The U.S. economy added just 57,000 jobs in June, significantly below the 115,000 expected, marking the weakest hiring in four months and raising concerns about labor market stability as wage growth continues to lag inflation.
The Report
Nonfarm payrolls for June increased by a seasonally adjusted 57,000 for the month, slower than the downwardly revised 129,000 added in May and worse than the 115,000 Dow Jones consensus forecast. The U.S. economy added just 57,000 jobs in June, a worrying sign for labor market stability as wage growth tracked below inflation for a third consecutive month.
Labor Market Softening
In June, average hourly earnings increased by 3.5%, which remains far below the most recent inflation reading of 4.2%, while the unemployment rate ticked down to 4.2% from 4.3%. However, the apparent improvement masks deeper weakness.
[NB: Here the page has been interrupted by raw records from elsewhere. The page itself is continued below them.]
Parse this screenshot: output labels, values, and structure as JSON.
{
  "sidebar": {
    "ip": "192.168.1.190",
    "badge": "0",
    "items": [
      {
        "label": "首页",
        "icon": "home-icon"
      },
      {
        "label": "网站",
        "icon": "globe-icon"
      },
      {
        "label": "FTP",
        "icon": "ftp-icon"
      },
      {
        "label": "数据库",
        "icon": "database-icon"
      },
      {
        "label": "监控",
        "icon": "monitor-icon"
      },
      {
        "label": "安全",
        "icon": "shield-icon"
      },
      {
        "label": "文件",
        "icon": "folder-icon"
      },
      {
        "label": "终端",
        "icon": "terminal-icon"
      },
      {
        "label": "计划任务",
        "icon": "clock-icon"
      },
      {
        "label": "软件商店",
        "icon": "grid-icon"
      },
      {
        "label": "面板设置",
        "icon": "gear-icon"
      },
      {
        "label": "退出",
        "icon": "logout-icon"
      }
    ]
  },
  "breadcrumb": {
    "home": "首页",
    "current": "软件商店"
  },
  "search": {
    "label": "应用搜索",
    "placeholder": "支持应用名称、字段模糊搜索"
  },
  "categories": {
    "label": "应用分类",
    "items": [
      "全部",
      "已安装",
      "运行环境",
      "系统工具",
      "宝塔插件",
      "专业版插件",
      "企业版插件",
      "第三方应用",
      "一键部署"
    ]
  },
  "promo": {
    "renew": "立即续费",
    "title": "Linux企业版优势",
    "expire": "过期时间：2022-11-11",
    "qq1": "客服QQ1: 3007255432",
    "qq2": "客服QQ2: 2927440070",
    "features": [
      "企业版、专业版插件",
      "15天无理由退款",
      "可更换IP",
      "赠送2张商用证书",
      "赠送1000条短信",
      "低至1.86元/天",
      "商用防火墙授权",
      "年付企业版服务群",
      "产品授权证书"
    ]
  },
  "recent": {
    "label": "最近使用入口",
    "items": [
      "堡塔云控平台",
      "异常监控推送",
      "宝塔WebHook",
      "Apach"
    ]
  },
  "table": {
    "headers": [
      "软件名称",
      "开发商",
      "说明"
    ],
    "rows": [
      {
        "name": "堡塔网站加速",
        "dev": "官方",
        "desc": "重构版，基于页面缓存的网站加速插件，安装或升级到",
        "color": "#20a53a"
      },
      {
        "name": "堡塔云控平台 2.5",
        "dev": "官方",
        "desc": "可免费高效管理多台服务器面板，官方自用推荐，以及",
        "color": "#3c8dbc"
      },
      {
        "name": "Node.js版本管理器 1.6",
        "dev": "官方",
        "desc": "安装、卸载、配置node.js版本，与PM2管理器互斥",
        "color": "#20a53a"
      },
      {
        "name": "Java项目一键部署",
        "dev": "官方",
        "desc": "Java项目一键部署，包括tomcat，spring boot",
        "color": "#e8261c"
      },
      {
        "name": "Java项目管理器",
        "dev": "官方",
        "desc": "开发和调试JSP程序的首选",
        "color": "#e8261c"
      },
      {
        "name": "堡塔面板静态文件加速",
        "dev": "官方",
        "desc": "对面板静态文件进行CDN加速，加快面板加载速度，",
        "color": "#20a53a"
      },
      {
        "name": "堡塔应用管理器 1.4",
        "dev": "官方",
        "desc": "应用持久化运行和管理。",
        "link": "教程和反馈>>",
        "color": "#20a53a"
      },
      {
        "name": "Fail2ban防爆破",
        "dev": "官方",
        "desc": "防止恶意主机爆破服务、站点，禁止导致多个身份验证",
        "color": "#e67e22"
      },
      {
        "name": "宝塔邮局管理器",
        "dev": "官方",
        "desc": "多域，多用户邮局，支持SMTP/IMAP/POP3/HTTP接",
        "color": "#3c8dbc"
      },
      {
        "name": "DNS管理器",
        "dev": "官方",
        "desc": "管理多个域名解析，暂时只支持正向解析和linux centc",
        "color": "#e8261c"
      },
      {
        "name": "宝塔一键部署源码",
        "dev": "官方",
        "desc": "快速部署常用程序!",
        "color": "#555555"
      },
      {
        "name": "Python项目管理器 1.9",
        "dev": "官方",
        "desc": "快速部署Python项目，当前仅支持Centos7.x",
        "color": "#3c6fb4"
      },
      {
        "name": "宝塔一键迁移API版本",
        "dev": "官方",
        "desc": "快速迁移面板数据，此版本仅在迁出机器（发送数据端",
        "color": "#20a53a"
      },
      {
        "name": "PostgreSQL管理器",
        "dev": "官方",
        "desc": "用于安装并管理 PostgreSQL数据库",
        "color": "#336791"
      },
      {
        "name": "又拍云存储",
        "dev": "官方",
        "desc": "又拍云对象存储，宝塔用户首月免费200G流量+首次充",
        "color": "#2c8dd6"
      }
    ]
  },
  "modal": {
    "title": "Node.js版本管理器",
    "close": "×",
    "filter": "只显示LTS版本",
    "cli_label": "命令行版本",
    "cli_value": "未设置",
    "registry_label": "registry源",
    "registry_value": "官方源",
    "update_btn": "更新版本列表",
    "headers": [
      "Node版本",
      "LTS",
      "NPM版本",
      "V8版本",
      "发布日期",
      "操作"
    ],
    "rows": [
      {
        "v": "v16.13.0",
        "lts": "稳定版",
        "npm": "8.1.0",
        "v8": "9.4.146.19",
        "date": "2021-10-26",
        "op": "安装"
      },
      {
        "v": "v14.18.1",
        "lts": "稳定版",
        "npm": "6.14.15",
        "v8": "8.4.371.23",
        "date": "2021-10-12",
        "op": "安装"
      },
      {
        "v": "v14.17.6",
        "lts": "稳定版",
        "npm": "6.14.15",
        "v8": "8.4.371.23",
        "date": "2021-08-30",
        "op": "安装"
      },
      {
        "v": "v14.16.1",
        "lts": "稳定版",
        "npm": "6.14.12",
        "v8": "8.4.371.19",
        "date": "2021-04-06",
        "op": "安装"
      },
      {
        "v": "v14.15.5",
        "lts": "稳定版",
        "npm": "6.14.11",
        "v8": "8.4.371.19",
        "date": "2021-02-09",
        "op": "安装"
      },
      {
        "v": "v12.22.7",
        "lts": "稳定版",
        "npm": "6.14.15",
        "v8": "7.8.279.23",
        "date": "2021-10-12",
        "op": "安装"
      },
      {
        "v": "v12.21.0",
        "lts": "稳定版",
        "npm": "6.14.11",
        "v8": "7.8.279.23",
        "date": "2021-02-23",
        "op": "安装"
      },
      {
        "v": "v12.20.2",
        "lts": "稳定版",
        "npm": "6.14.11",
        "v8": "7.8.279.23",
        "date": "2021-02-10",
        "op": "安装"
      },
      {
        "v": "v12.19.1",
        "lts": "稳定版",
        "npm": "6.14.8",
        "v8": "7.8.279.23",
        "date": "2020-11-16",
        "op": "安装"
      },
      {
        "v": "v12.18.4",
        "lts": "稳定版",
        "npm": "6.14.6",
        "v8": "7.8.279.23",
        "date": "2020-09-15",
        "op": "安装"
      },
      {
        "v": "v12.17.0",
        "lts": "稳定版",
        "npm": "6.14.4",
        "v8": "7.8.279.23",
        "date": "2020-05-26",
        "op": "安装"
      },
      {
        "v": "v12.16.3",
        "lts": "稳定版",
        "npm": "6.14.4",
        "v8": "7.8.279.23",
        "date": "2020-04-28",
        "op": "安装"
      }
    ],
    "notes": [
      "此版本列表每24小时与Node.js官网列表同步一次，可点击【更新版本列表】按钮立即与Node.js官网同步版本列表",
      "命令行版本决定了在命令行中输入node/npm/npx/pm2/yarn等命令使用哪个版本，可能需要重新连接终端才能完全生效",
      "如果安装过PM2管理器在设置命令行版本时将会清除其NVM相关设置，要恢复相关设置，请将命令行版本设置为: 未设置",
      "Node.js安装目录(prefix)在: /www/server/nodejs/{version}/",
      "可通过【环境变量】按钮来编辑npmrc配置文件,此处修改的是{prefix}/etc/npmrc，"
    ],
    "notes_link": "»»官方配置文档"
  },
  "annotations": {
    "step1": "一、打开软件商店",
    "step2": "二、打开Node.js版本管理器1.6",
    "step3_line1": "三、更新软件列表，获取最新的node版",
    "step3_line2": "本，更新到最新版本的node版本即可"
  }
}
The move lower was largely due to a slump in the labor force participation rate, which dropped 0.3 percentage point to 61.5%, the lowest since March 2021, with household employment plummeting during the month as 507,000 fewer people reported at work.
Prior Month Revisions
The report also included sharp downward revisions for prior months: hiring in April was cut by 31,000 jobs, and May was revised down by 43,000. Prior months saw significant downward revisions — the May total, which had been much stronger than economists had anticipated, was cut by 43,000, while April's figure came down 31,000 to 148,000 as the report showed labor market growth significantly slower than previously thought.
Sectoral Weakness
Another troubling sign flagged by the bureau was that hiring in the health care sector slowed to just 22,000 jobs, slower than its 38,000 monthly average over the last year. Leisure and hospitality reported a loss of 61,000 jobs, which the BLS said reflected slower-than-usual seasonal hiring.